🤖 AI Summary
Large language models (LLMs) face significant challenges in long-context, multi-objective reasoning—including difficulty in fact localization due to information dispersion, weak cross-document synthesis, and poor interpretability. To address these issues, this paper proposes the Neural-Symbolic Augmented Reasoning (NSAR) framework. NSAR innovatively introduces dynamic symbolic fact extraction and real-time executable Python code generation *during inference*, establishing a closed-loop synergy between neural language modeling and symbolic logic. The framework integrates multilingual retrieval-augmented generation (RAG), symbolic fact extraction, and program synthesis, supporting seven languages and variable-length contexts. Experimental results demonstrate that NSAR substantially outperforms state-of-the-art RAG systems and advanced prompting methods across multilingual and variable-length long-text reasoning benchmarks, achieving significant gains in accuracy and robustness. Crucially, NSAR delivers both strong reasoning capability and end-to-end process interpretability through transparent, executable symbolic reasoning traces.
📝 Abstract
Large language models (LLMs) often struggle to perform multi-target reasoning in long-context scenarios where relevant information is scattered across extensive documents.
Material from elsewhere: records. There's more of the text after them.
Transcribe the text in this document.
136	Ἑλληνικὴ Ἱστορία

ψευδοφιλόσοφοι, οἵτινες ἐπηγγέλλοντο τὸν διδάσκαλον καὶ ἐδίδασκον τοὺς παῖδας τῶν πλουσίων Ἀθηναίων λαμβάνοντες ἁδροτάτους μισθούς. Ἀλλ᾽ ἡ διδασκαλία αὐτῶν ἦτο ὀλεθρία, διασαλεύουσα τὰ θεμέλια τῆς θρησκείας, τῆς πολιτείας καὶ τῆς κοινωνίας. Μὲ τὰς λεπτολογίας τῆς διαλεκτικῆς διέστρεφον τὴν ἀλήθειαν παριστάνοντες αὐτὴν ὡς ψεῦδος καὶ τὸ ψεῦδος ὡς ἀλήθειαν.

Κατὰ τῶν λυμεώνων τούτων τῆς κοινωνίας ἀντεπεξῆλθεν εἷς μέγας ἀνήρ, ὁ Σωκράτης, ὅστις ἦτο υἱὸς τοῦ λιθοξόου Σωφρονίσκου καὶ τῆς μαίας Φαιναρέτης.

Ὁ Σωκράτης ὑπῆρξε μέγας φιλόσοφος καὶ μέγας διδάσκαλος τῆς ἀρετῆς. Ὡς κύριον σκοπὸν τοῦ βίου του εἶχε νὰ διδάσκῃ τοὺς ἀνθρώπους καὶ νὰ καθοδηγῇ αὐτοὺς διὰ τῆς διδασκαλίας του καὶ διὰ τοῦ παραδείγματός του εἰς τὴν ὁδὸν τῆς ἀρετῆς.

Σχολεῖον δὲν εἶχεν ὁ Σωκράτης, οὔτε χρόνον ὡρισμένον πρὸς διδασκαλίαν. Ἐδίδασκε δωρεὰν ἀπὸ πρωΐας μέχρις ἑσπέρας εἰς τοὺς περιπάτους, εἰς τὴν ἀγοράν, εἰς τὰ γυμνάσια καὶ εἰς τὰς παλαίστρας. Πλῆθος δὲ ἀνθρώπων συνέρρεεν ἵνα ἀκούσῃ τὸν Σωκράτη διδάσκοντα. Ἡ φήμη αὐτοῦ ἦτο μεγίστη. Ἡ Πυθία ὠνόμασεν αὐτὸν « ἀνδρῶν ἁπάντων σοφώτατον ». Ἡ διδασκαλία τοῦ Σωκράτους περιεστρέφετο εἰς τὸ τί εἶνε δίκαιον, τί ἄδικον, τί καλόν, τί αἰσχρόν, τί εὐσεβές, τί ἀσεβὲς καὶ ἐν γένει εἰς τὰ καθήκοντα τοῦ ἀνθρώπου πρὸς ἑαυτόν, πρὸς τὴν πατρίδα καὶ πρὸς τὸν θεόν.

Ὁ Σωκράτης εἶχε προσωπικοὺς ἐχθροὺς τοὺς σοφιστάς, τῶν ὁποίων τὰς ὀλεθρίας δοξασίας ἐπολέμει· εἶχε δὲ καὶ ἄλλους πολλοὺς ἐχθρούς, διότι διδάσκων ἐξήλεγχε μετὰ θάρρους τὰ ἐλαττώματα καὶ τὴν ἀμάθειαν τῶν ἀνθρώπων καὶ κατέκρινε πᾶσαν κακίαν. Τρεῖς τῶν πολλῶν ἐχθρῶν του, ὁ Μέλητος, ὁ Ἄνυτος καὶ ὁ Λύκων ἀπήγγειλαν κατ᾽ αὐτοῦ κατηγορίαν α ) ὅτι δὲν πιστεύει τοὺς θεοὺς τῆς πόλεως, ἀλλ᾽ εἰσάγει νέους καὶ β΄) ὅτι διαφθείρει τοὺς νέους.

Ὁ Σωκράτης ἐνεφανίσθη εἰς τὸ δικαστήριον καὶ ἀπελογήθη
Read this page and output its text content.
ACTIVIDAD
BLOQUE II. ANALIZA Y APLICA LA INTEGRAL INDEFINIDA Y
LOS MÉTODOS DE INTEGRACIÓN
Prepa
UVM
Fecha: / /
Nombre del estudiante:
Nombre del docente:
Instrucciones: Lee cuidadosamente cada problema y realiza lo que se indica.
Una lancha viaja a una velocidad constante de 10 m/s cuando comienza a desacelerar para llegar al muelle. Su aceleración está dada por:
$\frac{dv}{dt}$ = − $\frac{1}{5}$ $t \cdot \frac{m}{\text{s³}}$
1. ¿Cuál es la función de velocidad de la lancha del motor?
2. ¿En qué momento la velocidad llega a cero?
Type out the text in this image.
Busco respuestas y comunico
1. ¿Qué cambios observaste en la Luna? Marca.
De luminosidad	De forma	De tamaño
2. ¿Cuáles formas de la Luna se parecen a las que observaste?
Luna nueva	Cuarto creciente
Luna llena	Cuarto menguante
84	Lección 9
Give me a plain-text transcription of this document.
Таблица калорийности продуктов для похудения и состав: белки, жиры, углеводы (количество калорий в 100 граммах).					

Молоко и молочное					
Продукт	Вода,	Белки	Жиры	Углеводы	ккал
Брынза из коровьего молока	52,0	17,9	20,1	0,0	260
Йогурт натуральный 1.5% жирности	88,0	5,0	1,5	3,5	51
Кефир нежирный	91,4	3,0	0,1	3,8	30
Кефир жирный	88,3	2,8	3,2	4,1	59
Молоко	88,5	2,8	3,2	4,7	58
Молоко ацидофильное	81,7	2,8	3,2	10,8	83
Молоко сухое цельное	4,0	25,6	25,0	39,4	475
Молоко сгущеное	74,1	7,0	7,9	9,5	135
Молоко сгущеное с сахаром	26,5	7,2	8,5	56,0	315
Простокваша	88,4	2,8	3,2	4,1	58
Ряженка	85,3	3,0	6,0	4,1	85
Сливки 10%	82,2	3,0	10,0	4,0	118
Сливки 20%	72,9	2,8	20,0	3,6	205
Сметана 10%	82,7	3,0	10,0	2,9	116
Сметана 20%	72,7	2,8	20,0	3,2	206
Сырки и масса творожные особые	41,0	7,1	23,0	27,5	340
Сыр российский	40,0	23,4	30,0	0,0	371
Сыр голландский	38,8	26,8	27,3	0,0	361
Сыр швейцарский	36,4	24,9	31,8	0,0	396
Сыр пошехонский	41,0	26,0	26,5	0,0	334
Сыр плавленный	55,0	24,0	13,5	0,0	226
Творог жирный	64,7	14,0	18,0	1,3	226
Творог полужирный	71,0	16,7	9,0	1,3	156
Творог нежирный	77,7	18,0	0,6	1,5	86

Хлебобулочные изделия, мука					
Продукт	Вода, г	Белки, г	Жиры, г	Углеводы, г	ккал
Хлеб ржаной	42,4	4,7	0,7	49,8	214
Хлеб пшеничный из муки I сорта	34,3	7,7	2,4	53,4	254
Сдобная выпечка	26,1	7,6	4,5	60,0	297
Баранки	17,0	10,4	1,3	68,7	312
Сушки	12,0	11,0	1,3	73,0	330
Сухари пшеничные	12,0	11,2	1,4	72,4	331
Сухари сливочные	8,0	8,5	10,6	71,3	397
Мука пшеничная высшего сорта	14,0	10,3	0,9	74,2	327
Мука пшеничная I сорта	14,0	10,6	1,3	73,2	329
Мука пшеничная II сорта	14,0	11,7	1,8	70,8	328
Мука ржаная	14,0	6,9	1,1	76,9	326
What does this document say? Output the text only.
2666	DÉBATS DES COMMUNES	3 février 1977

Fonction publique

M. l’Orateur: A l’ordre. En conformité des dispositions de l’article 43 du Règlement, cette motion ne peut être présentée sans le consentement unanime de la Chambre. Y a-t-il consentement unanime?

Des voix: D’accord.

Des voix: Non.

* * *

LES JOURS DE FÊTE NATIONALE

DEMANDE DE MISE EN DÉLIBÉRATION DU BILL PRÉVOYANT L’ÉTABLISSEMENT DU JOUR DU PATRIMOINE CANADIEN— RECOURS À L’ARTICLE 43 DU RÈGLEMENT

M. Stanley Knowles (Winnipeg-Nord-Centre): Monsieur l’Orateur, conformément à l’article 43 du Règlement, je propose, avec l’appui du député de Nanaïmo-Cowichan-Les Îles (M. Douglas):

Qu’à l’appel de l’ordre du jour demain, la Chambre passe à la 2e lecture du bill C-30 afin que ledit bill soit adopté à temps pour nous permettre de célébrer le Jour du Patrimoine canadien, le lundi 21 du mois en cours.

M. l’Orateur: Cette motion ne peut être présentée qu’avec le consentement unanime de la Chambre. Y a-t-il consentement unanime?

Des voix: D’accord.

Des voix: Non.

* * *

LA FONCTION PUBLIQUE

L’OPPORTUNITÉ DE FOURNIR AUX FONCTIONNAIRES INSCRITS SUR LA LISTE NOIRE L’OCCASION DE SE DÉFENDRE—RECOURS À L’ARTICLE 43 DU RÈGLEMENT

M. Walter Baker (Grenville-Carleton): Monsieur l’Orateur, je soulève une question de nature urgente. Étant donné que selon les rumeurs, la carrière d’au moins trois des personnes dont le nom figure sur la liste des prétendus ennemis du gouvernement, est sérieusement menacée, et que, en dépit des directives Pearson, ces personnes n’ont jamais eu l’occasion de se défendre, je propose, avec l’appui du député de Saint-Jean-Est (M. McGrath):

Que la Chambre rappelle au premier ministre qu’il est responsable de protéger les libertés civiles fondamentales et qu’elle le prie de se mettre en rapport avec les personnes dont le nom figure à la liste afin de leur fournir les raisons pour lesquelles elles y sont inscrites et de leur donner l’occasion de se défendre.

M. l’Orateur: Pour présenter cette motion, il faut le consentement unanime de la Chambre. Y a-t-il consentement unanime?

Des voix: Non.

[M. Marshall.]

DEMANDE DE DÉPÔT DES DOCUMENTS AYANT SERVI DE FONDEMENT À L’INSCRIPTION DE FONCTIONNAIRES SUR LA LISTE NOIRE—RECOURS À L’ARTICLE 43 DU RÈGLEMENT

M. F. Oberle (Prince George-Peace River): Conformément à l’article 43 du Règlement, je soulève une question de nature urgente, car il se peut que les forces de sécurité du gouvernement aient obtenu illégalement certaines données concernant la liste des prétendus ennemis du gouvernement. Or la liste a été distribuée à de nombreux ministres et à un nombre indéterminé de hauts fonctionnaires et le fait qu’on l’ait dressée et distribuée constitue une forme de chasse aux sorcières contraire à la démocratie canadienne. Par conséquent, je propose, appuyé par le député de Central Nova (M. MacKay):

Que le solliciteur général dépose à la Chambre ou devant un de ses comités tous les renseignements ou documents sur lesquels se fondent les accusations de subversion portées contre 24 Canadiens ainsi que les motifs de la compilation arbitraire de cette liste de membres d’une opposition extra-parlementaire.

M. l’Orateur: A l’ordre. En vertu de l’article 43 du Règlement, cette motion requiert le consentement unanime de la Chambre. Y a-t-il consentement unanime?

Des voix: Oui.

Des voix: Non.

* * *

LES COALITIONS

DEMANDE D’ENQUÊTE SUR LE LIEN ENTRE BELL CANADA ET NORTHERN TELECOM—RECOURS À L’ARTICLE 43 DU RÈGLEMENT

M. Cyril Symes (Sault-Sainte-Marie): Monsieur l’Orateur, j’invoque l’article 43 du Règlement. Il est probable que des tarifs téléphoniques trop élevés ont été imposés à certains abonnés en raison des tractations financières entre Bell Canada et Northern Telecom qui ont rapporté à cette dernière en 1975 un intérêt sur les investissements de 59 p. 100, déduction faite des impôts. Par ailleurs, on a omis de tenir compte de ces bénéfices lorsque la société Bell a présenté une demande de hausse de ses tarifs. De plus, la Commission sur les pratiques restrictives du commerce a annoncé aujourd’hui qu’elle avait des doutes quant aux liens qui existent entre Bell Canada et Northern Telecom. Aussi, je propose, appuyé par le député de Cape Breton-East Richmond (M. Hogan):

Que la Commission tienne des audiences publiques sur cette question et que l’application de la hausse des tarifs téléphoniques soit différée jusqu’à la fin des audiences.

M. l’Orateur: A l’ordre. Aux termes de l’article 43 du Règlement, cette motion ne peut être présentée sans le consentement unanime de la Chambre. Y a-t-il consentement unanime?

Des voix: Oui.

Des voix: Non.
To address this challenge, we introduce NeuroSymbolic Augmented Reasoning (NSAR), which combines the benefits of neural and symbolic reasoning during inference. NSAR explicitly extracts symbolic facts from text and generates executable Python code to handle complex reasoning steps. Through extensive experiments across seven languages and diverse context lengths, we demonstrate that NSAR significantly outperforms both a vanilla RAG baseline and advanced prompting strategies in accurately identifying and synthesizing multiple pieces of information. Our results highlight the effectiveness of combining explicit symbolic operations with neural inference for robust, interpretable, and scalable reasoning in multilingual settings.